Despite his own recent antiwestern rhetoric, Putin appeared to calculate that Russia has more to loose than gain from allowing the spat with Britain to escalate. In contrast to his normally bullish rhetoric, he announced: “I’m sure we will overcome this mini-crisis.”
The Russian media, which are mostly under Kremlin control, were far less conciliatory. They accused Britain of double standards for refusing to extradite alleged “enemies” of Russia such as Berezovsky and Akhmed Zakayev, a former Chechen field commander living in London. Moscow accuses them of embezzlement and terrorism respectively.
“Over the past six years, Moscow has sent Britain 21 extradition requests but not a single suspect has been extradited,” said Rossiskaya Gazeta, a government daily. “The suspects included fraudsters, killers, terrorists, drug dealers and persons involved in especially serious embezzlement of funds. Six of the people mentioned in the requests have been granted political asylum in Britain.”
Few Russian journalists dare openly defy the Kremlin line. Twelve have been killed since Putin came to power, although there is no proof to link the murders to the government. Last month two Russian reporters who came into conflict with the FSB fled to the US where they are to be granted asylum.

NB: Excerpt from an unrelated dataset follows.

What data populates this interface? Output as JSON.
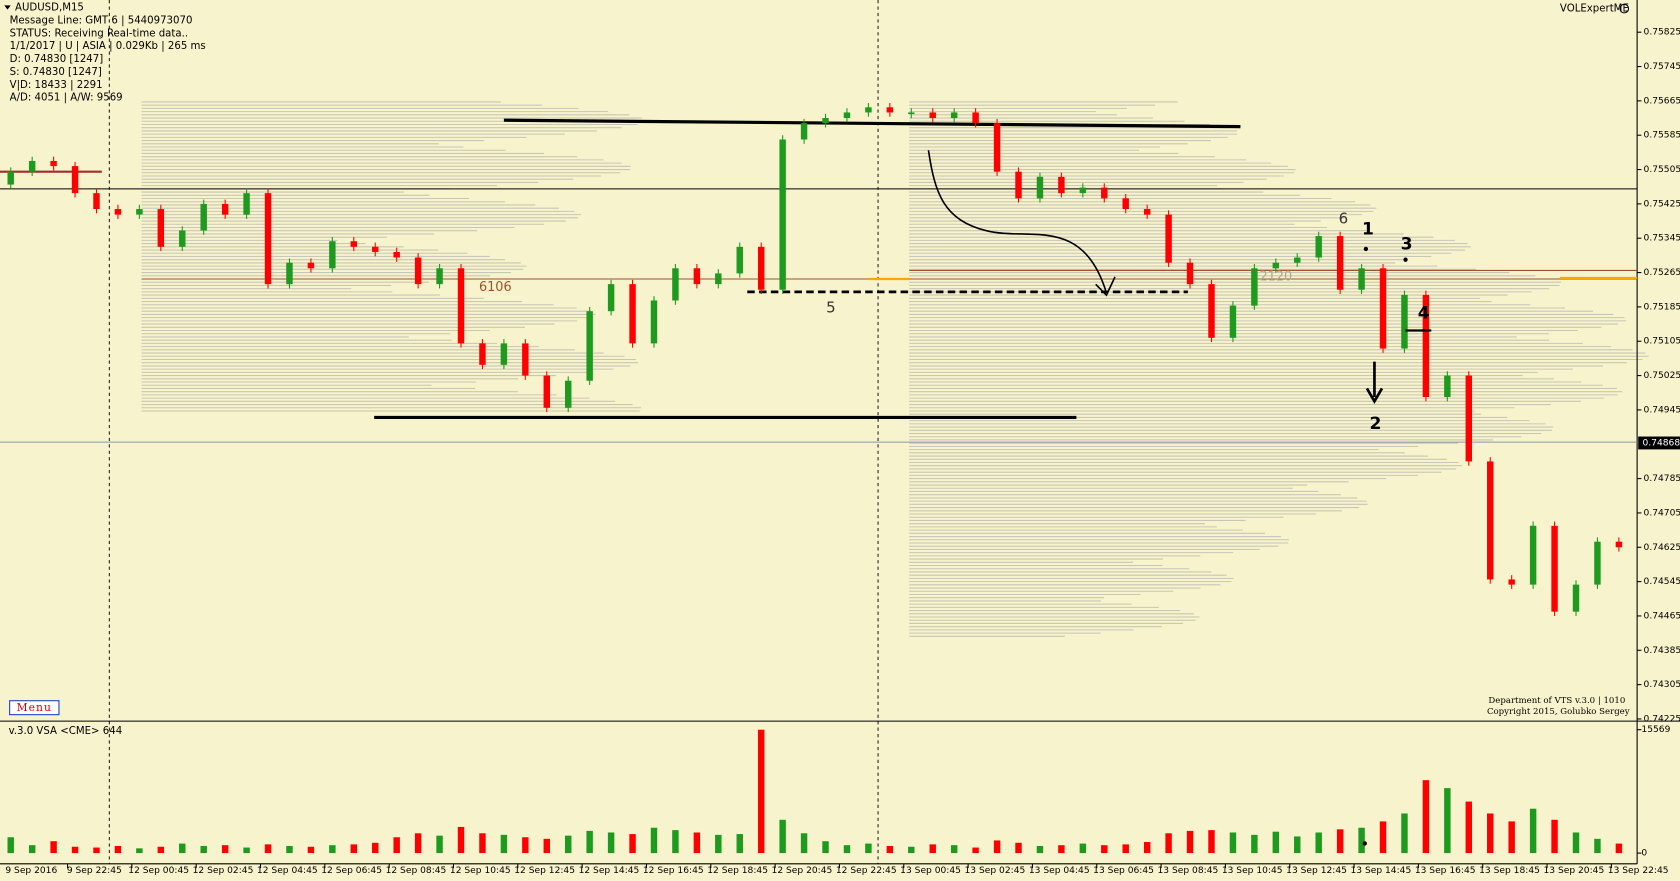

One of them, Fatima Tlisova, said FSB agents had forced her into a car, took her to a forest and extinguished cigarettes on every finger of her right hand, “so that you can write better”.
Although the spat between Britain and Russia is unlikely to lead to retaliation against the 400 British companies now working in Russia, there are fears of long-term consequences. One Kremlin insider warned that UK companies could lose contracts to French and German rivals.
British investment reached more than Â£2.5 billion in the first nine months of last year, making Britain the largest single investor among G7 countries. The figure is expected to be much higher this year. Bilateral trade has trebled over the last five years, and Britain is the world’s third largest destination for Russian investments.
This is despite the FSB’s claim in January 2006 to have caught British spies downloading secret information into an electronic device inside a fake rock left in a Moscow park. Putin also took a conciliatory stance then, ruling against expelling the alleged spies as “Britain would only send new, more professional ones”.
All the same, at last year’s G8 summit in St Petersburg, Putin angered Tony Blair with snide remarks in public about the cash for honours scandal. Since then both Shell and BP have been forced by the Russian government to renegotiate lucrative contracts signed before Putin came to power.
The British Council office in Russia has been investigated by Russian authorities in a campaign most observers believe is aimed at shutting it down; and Anthony Brenton, the British ambassador in Moscow was harassed for months by a pro-Kremlin youth group after attending a conference organised by Russia’s opposition.
“Relations were on a downhill course well before Litvinenko’s death,” said a former British diplomat. “Since his murder and Russia’s refusal to extradite Lugovoi they have taken a dramatic nosedive. Expulsions are no trivial matter. It’s far more than a mini-crisis and it will take a long time before things return to normal.”